Household coverage with iodized salt was assessed in 10 countries that implemented Universal Salt Iodization (USI). The objective of this paper was to summarize household coverage data for iodized salt, including the relation between coverage and residence type and socioeconomic status (SES). A review was conducted of results from cross-sectional multistage household cluster surveys with the use of stratified probability proportional to size design in Bangladesh, Ethiopia, Ghana, India, Indonesia, Niger, the Philippines, Senegal, Tanzania, and Uganda. Salt iodine content was assessed with quantitative methods in all cases. The primary indicator of coverage was percentage of households that used adequately iodized salt, with an additional indicator for salt with some added iodine. Indicators of risk were SES and residence type. We used 95% CIs to determine significant differences in coverage. National household coverage of adequately iodized salt varied from 6.2% in Niger to 97.0% in Uganda. For salt with some added iodine, coverage varied from 52.4% in the Philippines to 99.5% in Uganda. Coverage with adequately iodized salt was significantly higher in urban than in rural households in Bangladesh (68.9% compared with 44.3%, respectively), India (86.4% compared with 69.8%, respectively), Indonesia (59.3% compared with 51.4%, respectively), the Philippines (31.5% compared with 20.2%, respectively), Senegal (53.3% compared with 19.0%, respectively), and Tanzania (89.2% compared with 57.6%, respectively). In 7 of 8 countries with data, household coverage of adequately iodized salt was significantly higher in high- than in low-SES households in Bangladesh (58.8% compared with 39.7%, respectively), Ghana (36.2% compared with 21.5%, respectively), India (80.6% compared with 70.5%, respectively), Indonesia (59.9% compared with 45.6%, respectively), the Philippines (39.4% compared with 17.3%, respectively), Senegal (50.7% compared with 27.6%, respectively) and Tanzania (80.9% compared with 51.3%, respectively).
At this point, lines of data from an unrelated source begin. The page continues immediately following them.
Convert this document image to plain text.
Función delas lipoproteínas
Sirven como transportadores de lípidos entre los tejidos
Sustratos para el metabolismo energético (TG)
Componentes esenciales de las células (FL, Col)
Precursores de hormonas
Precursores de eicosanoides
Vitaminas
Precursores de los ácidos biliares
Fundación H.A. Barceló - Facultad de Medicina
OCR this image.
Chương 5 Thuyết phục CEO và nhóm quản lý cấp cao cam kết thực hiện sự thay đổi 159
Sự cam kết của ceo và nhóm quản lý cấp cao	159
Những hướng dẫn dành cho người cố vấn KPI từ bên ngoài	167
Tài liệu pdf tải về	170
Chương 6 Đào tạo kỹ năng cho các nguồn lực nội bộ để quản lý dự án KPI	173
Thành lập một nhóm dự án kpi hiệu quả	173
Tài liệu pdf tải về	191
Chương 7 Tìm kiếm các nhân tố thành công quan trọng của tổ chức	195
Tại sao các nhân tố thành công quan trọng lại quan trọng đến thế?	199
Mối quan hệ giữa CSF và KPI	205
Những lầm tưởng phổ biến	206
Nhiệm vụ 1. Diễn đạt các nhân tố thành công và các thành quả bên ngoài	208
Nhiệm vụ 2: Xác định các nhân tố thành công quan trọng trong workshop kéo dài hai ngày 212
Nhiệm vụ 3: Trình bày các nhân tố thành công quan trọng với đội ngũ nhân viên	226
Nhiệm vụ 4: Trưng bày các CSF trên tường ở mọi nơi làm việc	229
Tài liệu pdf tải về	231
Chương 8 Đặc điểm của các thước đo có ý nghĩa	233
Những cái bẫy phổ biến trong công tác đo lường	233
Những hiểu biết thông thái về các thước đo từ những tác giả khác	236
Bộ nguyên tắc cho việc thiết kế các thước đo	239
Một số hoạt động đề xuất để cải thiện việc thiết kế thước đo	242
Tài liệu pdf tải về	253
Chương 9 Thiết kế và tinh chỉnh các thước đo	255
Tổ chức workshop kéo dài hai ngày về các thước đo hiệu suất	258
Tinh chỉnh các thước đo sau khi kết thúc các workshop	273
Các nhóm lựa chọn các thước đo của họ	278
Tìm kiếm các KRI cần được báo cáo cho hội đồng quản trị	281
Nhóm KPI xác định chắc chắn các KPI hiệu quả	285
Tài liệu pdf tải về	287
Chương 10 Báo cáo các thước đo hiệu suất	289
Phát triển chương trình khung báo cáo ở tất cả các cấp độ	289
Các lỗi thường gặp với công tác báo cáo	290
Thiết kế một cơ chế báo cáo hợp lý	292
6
Uganda has achieved USI. In other countries, access to iodized salt is inequitable. Quality control and regulatory enforcement of salt iodization remain challenging. Notable progress toward USI has been made in Ethiopia and India. Assessing progress toward USI only through household salt does not account for potentially iodized salt consumed through processed foods.

摘要

在10个实施全民食盐加碘(USI)的国家评估了家庭碘盐覆盖率。本文的目的是总结碘盐的家庭覆盖率数据,包括覆盖率与居住类型和社会经济地位(SES)之间的关系。对孟加拉国、埃塞俄比亚、加纳、印度、印度尼西亚、尼日尔、菲律宾、塞内加尔、坦桑尼亚和乌干达采用分层概率规模成比例设计的横断面多阶段家庭整群调查结果进行了综述。所有情况下均采用定量方法评估盐碘含量。覆盖率的主要指标是使用碘含量充足的碘盐的家庭百分比,还有一个指标是添加了一些碘的盐。风险指标是社会经济地位和居住类型。我们使用95%置信区间来确定覆盖率的显著差异。碘含量充足的碘盐的全国家庭覆盖率从尼日尔的6.2%到乌干达的97.0%不等。对于添加了一些碘的盐,覆盖率从菲律宾的52.4%到乌干达的99.5%不等。在孟加拉国(分别为68.9%和44.3%)、印度(分别为86.4%和69.8%)、印度尼西亚(分别为59.3%和51.4%)、菲律宾(分别为31.5%和20.2%)、塞内加尔(分别为53.3%和19.0%)以及坦桑尼亚(分别为89.2%和57.6%),城市家庭碘含量充足的碘盐覆盖率显著高于农村家庭。在有数据的8个国家中的7个,孟加拉国(分别为58.8%和39.7%)、加纳(分别为36.2%和21.5%)、印度(分别为80.6%和70.5%)、印度尼西亚(分别为59.9%和45.6%)、菲律宾(分别为39.4%和17.3%)、塞内加尔(分别为50.7%和27.6%)以及坦桑尼亚(分别为80.9%和51.3%),社会经济地位高的家庭碘含量充足的碘盐家庭覆盖率显著高于社会经济地位低的家庭。乌干达已实现全民食盐加碘。在其他国家,碘盐的获取存在不平等现象。食盐加碘的质量控制和监管执法仍然具有挑战性。埃塞俄比亚和印度在全民食盐加碘方面取得了显著进展。仅通过家庭食盐评估全民食盐加碘的进展没有考虑到通过加工食品消费的潜在加碘盐。